Hospitals, police stations and so on are clearly marked, as are petrol prices.  There's also a pedestrian mode.

Navigon 70 Premium Live
Event listing
Navigon 70 Premium Live Making a call

Like any decent high-end sat nav, there's a hands-free Bluetooth kit that can handle two mobiles at once.  Helpful shortcuts make it easy to use, an it's a great way to take a call without taking your eyes off the road.

The only thing that we're left wishing we had is an FM transmitter to be able to send audio from the sat nave to the car's speakers.
15 Months of Live Services, 24 Months of Updates
Anybody buying a Navigon 70 Premium Live gets a 15 month subscription to its online services. After that, you'll have to pay around £50 for continued access.

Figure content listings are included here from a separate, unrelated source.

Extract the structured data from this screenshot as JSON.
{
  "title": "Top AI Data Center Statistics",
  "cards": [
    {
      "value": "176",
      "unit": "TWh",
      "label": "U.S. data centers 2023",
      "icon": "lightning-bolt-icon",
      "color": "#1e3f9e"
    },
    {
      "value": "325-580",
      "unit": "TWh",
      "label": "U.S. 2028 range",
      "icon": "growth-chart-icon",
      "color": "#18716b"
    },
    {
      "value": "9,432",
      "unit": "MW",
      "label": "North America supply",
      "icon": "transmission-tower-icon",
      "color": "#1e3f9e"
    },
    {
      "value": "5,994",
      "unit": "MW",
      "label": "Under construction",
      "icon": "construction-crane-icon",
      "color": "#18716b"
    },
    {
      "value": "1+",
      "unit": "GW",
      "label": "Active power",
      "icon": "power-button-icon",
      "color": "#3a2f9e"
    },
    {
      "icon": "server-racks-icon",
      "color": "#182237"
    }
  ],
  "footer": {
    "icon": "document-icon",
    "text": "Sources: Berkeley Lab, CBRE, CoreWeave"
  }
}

If you don't fancy paying that subscription, you can probably save money straight away by choosing a less expensive model, like the non-Live version of the Navigon 70 Premium.

You can also subscribe to the FreshMaps service, which provides map updates every three months for two years, and there's a substantial discount if you sign up within thirty days of your initial purchase.


  • Wide range of features
  • Clear, complete instructions
  • Lots of POIs from Google Local Search and the Michelin Guide
  • Bluetooth supports two separate mobiles
  • Large screen with a matte finish


  • Screen mount is bulky and doesn't carry power
  • Rather average finish quality
  • Too many on-screen alerts


The Navigon 70 Premium Live doesn't just point you in the right direction, it also gives you plenty of help along the way. The Live services provide more detailed information about real-time conditions and search information, which helps save even more time.